16. Induct Marvin Miller and Curt Flood into the Hall of Fame, as well as Tim Raines. As executive director of the Major League Baseball Players Association from 1966 to 1982, Miller revolutionized the game, overseeing its biggest change since integration via the dismantling of the reserve clause and the dawn of free agency. Petty politics prevented him from receiving proper recognition during his lifetime, but as an honest reflection of the game's history, the institution is diminished without his inclusion and that of the also-deceased Flood, a seven-time Gold Glove winner who sacrificed his career to battle the reserve clause. As for Raines, thanks to an appreciation of advanced metrics such as WAR and JAWS, a growing share of voters understands that he was every bit as great as contemporary Tony Gwynn; his speed and plate discipline helped him produce as much value as the eight-time batting champion. Raines finally crossed the 50 percent threshold on the 2013 ballot — a strong indicator that he'll eventually be elected — but he should have his bronze plaque yesterday.
17. Let Vin Scully call the World Series. The beloved dean of baseball broadcasters has been calling Dodger games since 1950, but hasn't worked a World Series on either TV or radio since 1996. Now 85 years old, he has scaled back his travel significantly, but it would be a sheer delight to hear him call at least one more Fall Classic. Even Fox Sports play-by-play man Joe Buck is open to the idea.

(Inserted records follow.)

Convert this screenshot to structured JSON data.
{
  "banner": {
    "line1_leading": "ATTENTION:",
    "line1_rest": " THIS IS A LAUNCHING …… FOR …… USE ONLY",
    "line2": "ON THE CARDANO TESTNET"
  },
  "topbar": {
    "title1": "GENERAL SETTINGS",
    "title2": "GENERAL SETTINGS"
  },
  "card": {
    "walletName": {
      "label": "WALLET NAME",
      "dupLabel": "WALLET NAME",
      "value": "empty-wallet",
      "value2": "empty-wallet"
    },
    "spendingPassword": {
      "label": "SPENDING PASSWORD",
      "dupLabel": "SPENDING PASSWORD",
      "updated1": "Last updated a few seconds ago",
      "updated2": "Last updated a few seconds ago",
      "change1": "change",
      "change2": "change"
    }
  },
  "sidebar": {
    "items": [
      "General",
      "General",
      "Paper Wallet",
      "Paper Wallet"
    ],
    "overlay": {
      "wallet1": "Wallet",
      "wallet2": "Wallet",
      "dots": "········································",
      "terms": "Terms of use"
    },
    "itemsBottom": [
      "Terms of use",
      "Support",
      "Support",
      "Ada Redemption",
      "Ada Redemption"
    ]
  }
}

18. Enhance the stats on every scoreboard and broadcast. Though our collective understanding of statistics has increased, many ballparks and broadcasts display only the simplest statistical information — the Triple Crown stats of batting average, home runs and RBIs — when a player comes to the plate. In our perfect world, we'd love to see on-base and slugging percentages, and even Wins Above Replacement included. Strikeout and walk percentages, and batting average on balls in play for pitchers, too, please.

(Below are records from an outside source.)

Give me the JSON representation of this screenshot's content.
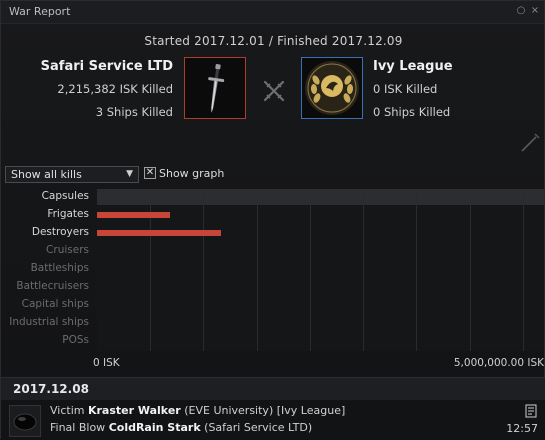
{
  "window": {
    "title": "War Report"
  },
  "period": {
    "started_label": "Started",
    "started": "2017.12.01",
    "separator": "/",
    "finished_label": "Finished",
    "finished": "2017.12.09"
  },
  "aggressor": {
    "name": "Safari Service LTD",
    "isk_killed": "2,215,382 ISK Killed",
    "ships_killed": "3 Ships Killed",
    "color": "#b03a2e"
  },
  "defender": {
    "name": "Ivy League",
    "isk_killed": "0 ISK Killed",
    "ships_killed": "0 Ships Killed",
    "color": "#3a6fb8"
  },
  "controls": {
    "filter_value": "Show all kills",
    "show_graph_label": "Show graph",
    "show_graph_checked": true
  },
  "chart_data": {
    "type": "bar",
    "orientation": "horizontal",
    "categories": [
      "Capsules",
      "Frigates",
      "Destroyers",
      "Cruisers",
      "Battleships",
      "Battlecruisers",
      "Capital ships",
      "Industrial ships",
      "POSs"
    ],
    "values": [
      0,
      820000,
      1390000,
      0,
      0,
      0,
      0,
      0,
      0
    ],
    "active": [
      true,
      true,
      true,
      false,
      false,
      false,
      false,
      false,
      false
    ],
    "xlim": [
      0,
      5000000
    ],
    "xlabel_min": "0 ISK",
    "xlabel_max": "5,000,000.00 ISK",
    "bar_color": "#c8453a",
    "grid": true
  },
  "kills": {
    "date": "2017.12.08",
    "entries": [
      {
        "victim_label": "Victim",
        "victim_name": "Kraster Walker",
        "victim_corp": "EVE University",
        "victim_alliance": "Ivy League",
        "final_blow_label": "Final Blow",
        "final_blow_name": "ColdRain Stark",
        "final_blow_corp": "Safari Service LTD",
        "time": "12:57"
      }
    ]
  },
  "icons": {
    "minimize": "minimize-icon",
    "close": "close-icon",
    "vs": "crossed-swords-icon",
    "sword": "sword-icon",
    "laurel": "laurel-emblem-icon",
    "doc": "document-icon"
  }
}
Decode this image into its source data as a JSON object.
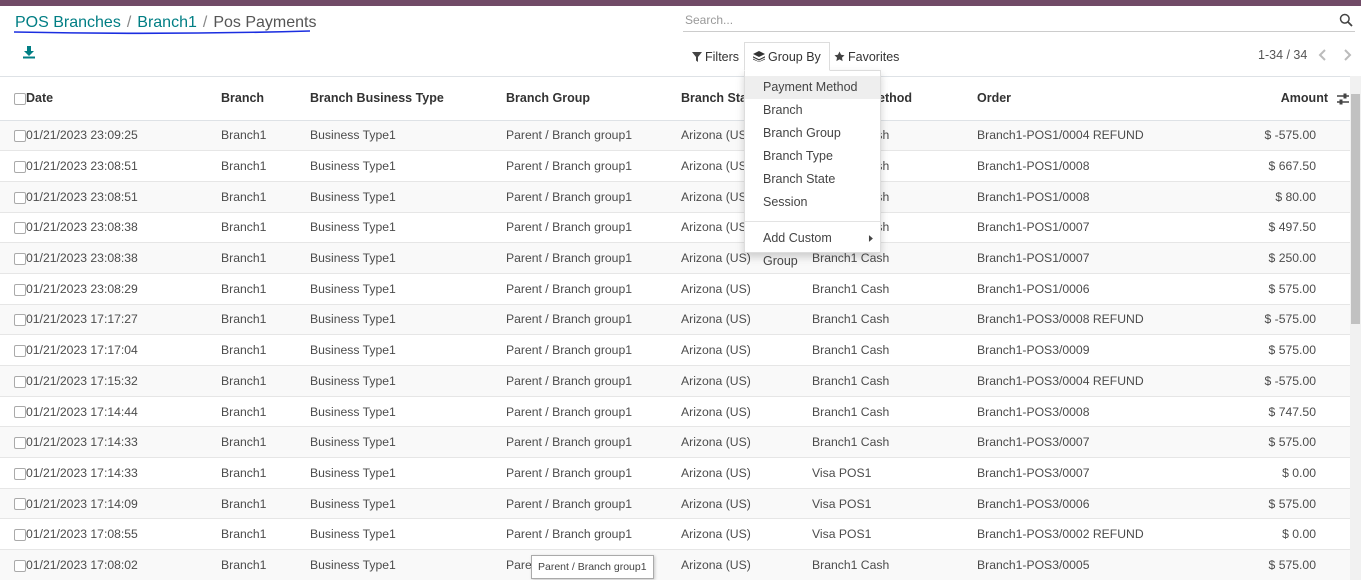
{
  "breadcrumb": {
    "level1": "POS Branches",
    "level2": "Branch1",
    "current": "Pos Payments",
    "separator": "/"
  },
  "search": {
    "placeholder": "Search..."
  },
  "controls": {
    "filters": "Filters",
    "group_by": "Group By",
    "favorites": "Favorites"
  },
  "pager": {
    "range": "1-34 / 34"
  },
  "columns": {
    "date": "Date",
    "branch": "Branch",
    "business_type": "Branch Business Type",
    "group": "Branch Group",
    "state": "Branch State",
    "method": "Payment Method",
    "order": "Order",
    "amount": "Amount"
  },
  "rows": [
    {
      "date": "01/21/2023 23:09:25",
      "branch": "Branch1",
      "business_type": "Business Type1",
      "group": "Parent / Branch group1",
      "state": "Arizona (US)",
      "method": "Branch1 Cash",
      "order": "Branch1-POS1/0004 REFUND",
      "amount": "$ -575.00"
    },
    {
      "date": "01/21/2023 23:08:51",
      "branch": "Branch1",
      "business_type": "Business Type1",
      "group": "Parent / Branch group1",
      "state": "Arizona (US)",
      "method": "Branch1 Cash",
      "order": "Branch1-POS1/0008",
      "amount": "$ 667.50"
    },
    {
      "date": "01/21/2023 23:08:51",
      "branch": "Branch1",
      "business_type": "Business Type1",
      "group": "Parent / Branch group1",
      "state": "Arizona (US)",
      "method": "Branch1 Cash",
      "order": "Branch1-POS1/0008",
      "amount": "$ 80.00"
    },
    {
      "date": "01/21/2023 23:08:38",
      "branch": "Branch1",
      "business_type": "Business Type1",
      "group": "Parent / Branch group1",
      "state": "Arizona (US)",
      "method": "Branch1 Cash",
      "order": "Branch1-POS1/0007",
      "amount": "$ 497.50"
    },
    {
      "date": "01/21/2023 23:08:38",
      "branch": "Branch1",
      "business_type": "Business Type1",
      "group": "Parent / Branch group1",
      "state": "Arizona (US)",
      "method": "Branch1 Cash",
      "order": "Branch1-POS1/0007",
      "amount": "$ 250.00"
    },
    {
      "date": "01/21/2023 23:08:29",
      "branch": "Branch1",
      "business_type": "Business Type1",
      "group": "Parent / Branch group1",
      "state": "Arizona (US)",
      "method": "Branch1 Cash",
      "order": "Branch1-POS1/0006",
      "amount": "$ 575.00"
    },
    {
      "date": "01/21/2023 17:17:27",
      "branch": "Branch1",
      "business_type": "Business Type1",
      "group": "Parent / Branch group1",
      "state": "Arizona (US)",
      "method": "Branch1 Cash",
      "order": "Branch1-POS3/0008 REFUND",
      "amount": "$ -575.00"
    },
    {
      "date": "01/21/2023 17:17:04",
      "branch": "Branch1",
      "business_type": "Business Type1",
      "group": "Parent / Branch group1",
      "state": "Arizona (US)",
      "method": "Branch1 Cash",
      "order": "Branch1-POS3/0009",
      "amount": "$ 575.00"
    },
    {
      "date": "01/21/2023 17:15:32",
      "branch": "Branch1",
      "business_type": "Business Type1",
      "group": "Parent / Branch group1",
      "state": "Arizona (US)",
      "method": "Branch1 Cash",
      "order": "Branch1-POS3/0004 REFUND",
      "amount": "$ -575.00"
    },
    {
      "date": "01/21/2023 17:14:44",
      "branch": "Branch1",
      "business_type": "Business Type1",
      "group": "Parent / Branch group1",
      "state": "Arizona (US)",
      "method": "Branch1 Cash",
      "order": "Branch1-POS3/0008",
      "amount": "$ 747.50"
    },
    {
      "date": "01/21/2023 17:14:33",
      "branch": "Branch1",
      "business_type": "Business Type1",
      "group": "Parent / Branch group1",
      "state": "Arizona (US)",
      "method": "Branch1 Cash",
      "order": "Branch1-POS3/0007",
      "amount": "$ 575.00"
    },
    {
      "date": "01/21/2023 17:14:33",
      "branch": "Branch1",
      "business_type": "Business Type1",
      "group": "Parent / Branch group1",
      "state": "Arizona (US)",
      "method": "Visa POS1",
      "order": "Branch1-POS3/0007",
      "amount": "$ 0.00"
    },
    {
      "date": "01/21/2023 17:14:09",
      "branch": "Branch1",
      "business_type": "Business Type1",
      "group": "Parent / Branch group1",
      "state": "Arizona (US)",
      "method": "Visa POS1",
      "order": "Branch1-POS3/0006",
      "amount": "$ 575.00"
    },
    {
      "date": "01/21/2023 17:08:55",
      "branch": "Branch1",
      "business_type": "Business Type1",
      "group": "Parent / Branch group1",
      "state": "Arizona (US)",
      "method": "Visa POS1",
      "order": "Branch1-POS3/0002 REFUND",
      "amount": "$ 0.00"
    },
    {
      "date": "01/21/2023 17:08:02",
      "branch": "Branch1",
      "business_type": "Business Type1",
      "group": "Parent / Branch group1",
      "state": "Arizona (US)",
      "method": "Branch1 Cash",
      "order": "Branch1-POS3/0005",
      "amount": "$ 575.00"
    }
  ],
  "group_by_menu": {
    "items": [
      "Payment Method",
      "Branch",
      "Branch Group",
      "Branch Type",
      "Branch State",
      "Session"
    ],
    "custom": "Add Custom Group"
  },
  "tooltip": {
    "text": "Parent / Branch group1"
  },
  "colors": {
    "accent": "#017e84",
    "brand_bar": "#714B67",
    "underline": "#1b2ee0"
  }
}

19. Stop the war on advanced statistics. In the decade since Michael Lewis wrote Moneyball, virtually every major league front office has incorporated advanced statistics into its decision-making processes. Alongside that, a growing faction of fans and media has come around to the idea that metrics such as Wins Above Replacement, Fielding Independent Pitching and Defensive Runs Saved — not to mention the flood of data produced by PITCHf/x — can free us from hoary, incorrect assumptions, increasing our knowledge and appreciation of the game. Yet a false dichotomy exists, whether framed as old media versus new, insiders versus outsiders, or scouts versus statheads. Particularly in the media, the dialogue is shrill, the narratives tortured beyond recognition. We all love baseball, and there's more than enough room for everyone to coexist peacefully.

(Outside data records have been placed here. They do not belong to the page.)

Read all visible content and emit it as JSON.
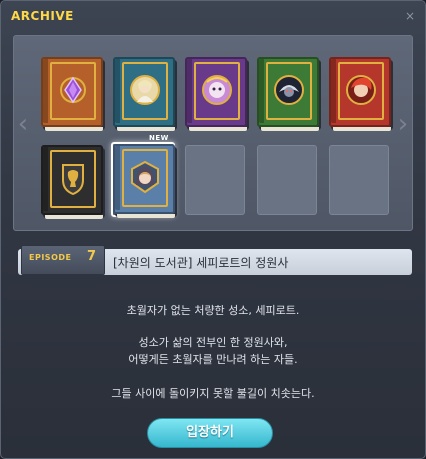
{
  "window": {
    "title": "ARCHIVE",
    "close_symbol": "×"
  },
  "shelf": {
    "nav_left": "‹",
    "nav_right": "›",
    "new_badge": "NEW",
    "books": [
      {
        "color": "#b5602a",
        "emblem": "purple-gem-icon"
      },
      {
        "color": "#2f6f86",
        "emblem": "woman-portrait-icon"
      },
      {
        "color": "#6a3a8a",
        "emblem": "mask-portrait-icon"
      },
      {
        "color": "#3c7a35",
        "emblem": "monster-portrait-icon"
      },
      {
        "color": "#b5362a",
        "emblem": "red-hair-portrait-icon"
      },
      {
        "color": "#2e2e2e",
        "emblem": "lion-crest-icon"
      },
      {
        "color": "#5a7fa8",
        "emblem": "hooded-girl-portrait-icon"
      }
    ],
    "empty_slots": 3
  },
  "episode": {
    "label": "EPISODE",
    "number": "7",
    "title": "[차원의 도서관] 세피로트의 정원사"
  },
  "description": [
    "초월자가 없는 처량한 성소, 세피로트.",
    "성소가 삶의 전부인 한 정원사와,",
    "어떻게든 초월자를 만나려 하는 자들.",
    "그들 사이에 돌이키지 못할 불길이 치솟는다."
  ],
  "enter_button": "입장하기"
}
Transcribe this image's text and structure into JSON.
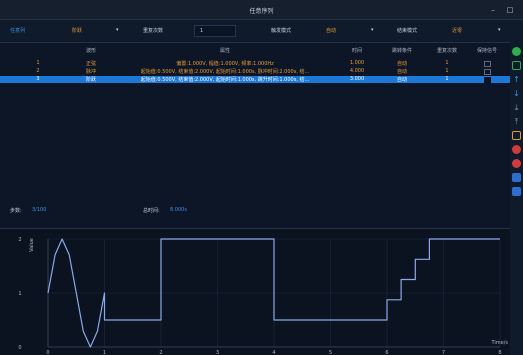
{
  "window": {
    "title": "任意序列",
    "minimize": "–",
    "maximize": "□"
  },
  "toolbar": {
    "tab": "任意列",
    "mode_value": "阶跃",
    "repeat_label": "重复次数",
    "repeat_value": "1",
    "trigger_label": "触发模式",
    "trigger_value": "自动",
    "end_label": "结束模式",
    "end_value": "近零"
  },
  "table": {
    "headers": [
      "",
      "波形",
      "属性",
      "时间",
      "跳转条件",
      "重复次数",
      "保持信号"
    ],
    "rows": [
      {
        "index": "1",
        "wave": "正弦",
        "props": "偏置:1.000V, 幅值:1.000V, 频率:1.000Hz",
        "time": "1.000",
        "jump": "自动",
        "repeat": "1",
        "checked": false,
        "selected": false
      },
      {
        "index": "2",
        "wave": "脉冲",
        "props": "起始值:0.500V, 结束值:2.000V, 起始时间:1.000s, 脉冲时间:2.000s, 结...",
        "time": "4.000",
        "jump": "自动",
        "repeat": "1",
        "checked": false,
        "selected": false
      },
      {
        "index": "3",
        "wave": "阶跃",
        "props": "起始值:0.500V, 结束值:2.000V, 起始时间:1.000s, 跳升时间:1.000s, 结...",
        "time": "3.000",
        "jump": "自动",
        "repeat": "1",
        "checked": true,
        "selected": true
      }
    ]
  },
  "stats": {
    "count_label": "步数:",
    "count_value": "3/100",
    "total_label": "总时间:",
    "total_value": "8.000s"
  },
  "chart_data": {
    "type": "line",
    "ylabel": "Value",
    "xlabel": "Time/s",
    "xlim": [
      0,
      8
    ],
    "ylim": [
      0,
      2
    ],
    "xticks": [
      "0",
      "1",
      "2",
      "3",
      "4",
      "5",
      "6",
      "7",
      "8"
    ],
    "yticks": [
      "0",
      "1",
      "2"
    ],
    "series": [
      {
        "color": "#8aa9e8",
        "x": [
          0,
          0.125,
          0.25,
          0.375,
          0.5,
          0.625,
          0.75,
          0.875,
          1.0,
          1.0,
          2.0,
          2.0,
          4.0,
          4.0,
          6.0,
          6.0,
          6.25,
          6.25,
          6.5,
          6.5,
          6.75,
          6.75,
          7.0,
          7.0,
          8.0
        ],
        "y": [
          1.0,
          1.71,
          2.0,
          1.71,
          1.0,
          0.29,
          0.0,
          0.29,
          1.0,
          0.5,
          0.5,
          2.0,
          2.0,
          0.5,
          0.5,
          0.875,
          0.875,
          1.25,
          1.25,
          1.625,
          1.625,
          2.0,
          2.0,
          2.0,
          2.0
        ]
      }
    ]
  },
  "sidebar_icons": [
    "add-icon",
    "checkbox-icon",
    "move-up-icon",
    "move-down-icon",
    "import-icon",
    "delete-icon",
    "clear-icon",
    "save-icon",
    "load-icon"
  ],
  "colors": {
    "accent": "#1c79d5",
    "orange": "#e39c35",
    "trace": "#8aa9e8",
    "bg": "#0f1a2b"
  }
}
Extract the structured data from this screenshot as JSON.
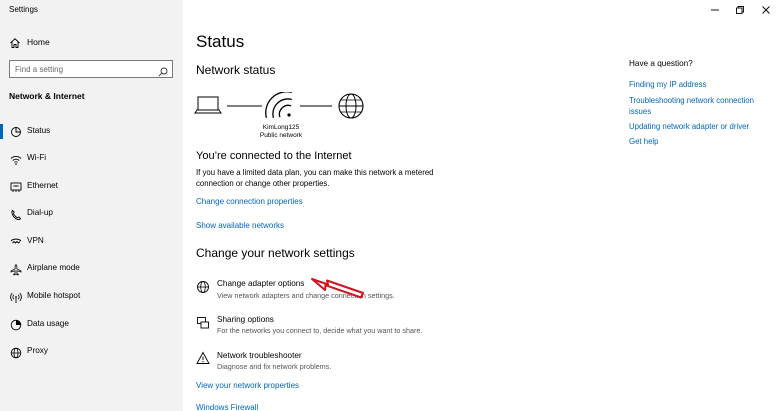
{
  "window": {
    "title": "Settings"
  },
  "sidebar": {
    "home_label": "Home",
    "search_placeholder": "Find a setting",
    "section_title": "Network & Internet",
    "items": [
      {
        "label": "Status",
        "icon": "home-status-icon",
        "active": true
      },
      {
        "label": "Wi-Fi",
        "icon": "wifi-icon"
      },
      {
        "label": "Ethernet",
        "icon": "ethernet-icon"
      },
      {
        "label": "Dial-up",
        "icon": "dial-up-icon"
      },
      {
        "label": "VPN",
        "icon": "vpn-icon"
      },
      {
        "label": "Airplane mode",
        "icon": "airplane-icon"
      },
      {
        "label": "Mobile hotspot",
        "icon": "hotspot-icon"
      },
      {
        "label": "Data usage",
        "icon": "data-usage-icon"
      },
      {
        "label": "Proxy",
        "icon": "globe-icon"
      }
    ]
  },
  "main": {
    "title": "Status",
    "network_status_heading": "Network status",
    "network_name": "KimLong125",
    "network_type": "Public network",
    "connected_text": "You’re connected to the Internet",
    "connected_desc": "If you have a limited data plan, you can make this network a metered connection or change other properties.",
    "change_connection_link": "Change connection properties",
    "show_networks_link": "Show available networks",
    "change_settings_heading": "Change your network settings",
    "options": [
      {
        "title": "Change adapter options",
        "desc": "View network adapters and change connection settings.",
        "icon": "adapter-globe-icon"
      },
      {
        "title": "Sharing options",
        "desc": "For the networks you connect to, decide what you want to share.",
        "icon": "sharing-icon"
      },
      {
        "title": "Network troubleshooter",
        "desc": "Diagnose and fix network problems.",
        "icon": "warning-icon"
      }
    ],
    "view_properties_link": "View your network properties",
    "firewall_link": "Windows Firewall"
  },
  "right_panel": {
    "title": "Have a question?",
    "links": [
      "Finding my IP address",
      "Troubleshooting network connection issues",
      "Updating network adapter or driver",
      "Get help"
    ]
  },
  "colors": {
    "accent": "#0067b8",
    "annotation_arrow": "#d0151c",
    "sidebar_bg": "#f2f2f2"
  }
}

20. More tacos at ballparks, and better beer, too. This is basic common sense — baseball with beer and tacos is the three-run homer of combinations. Every ballpark should spice things up by featuring an abundance of quality taco options for meat-lovers, vegetarians, even vegans, because unlike the mystery meat in those scary, processed hot dogs, you can see what's filling that tortilla. Accompany that by putting better beer on tap as well, ideally, locally produced brews reflecting the craft beer revolution. The Giants' AT&T Park, which features local Anchor Brewing Co. stands as well as an all-star lineup at the Public House bar, is an exemplar befitting a World Series champion. This article has been updated to include Kauffman Stadium in item 11.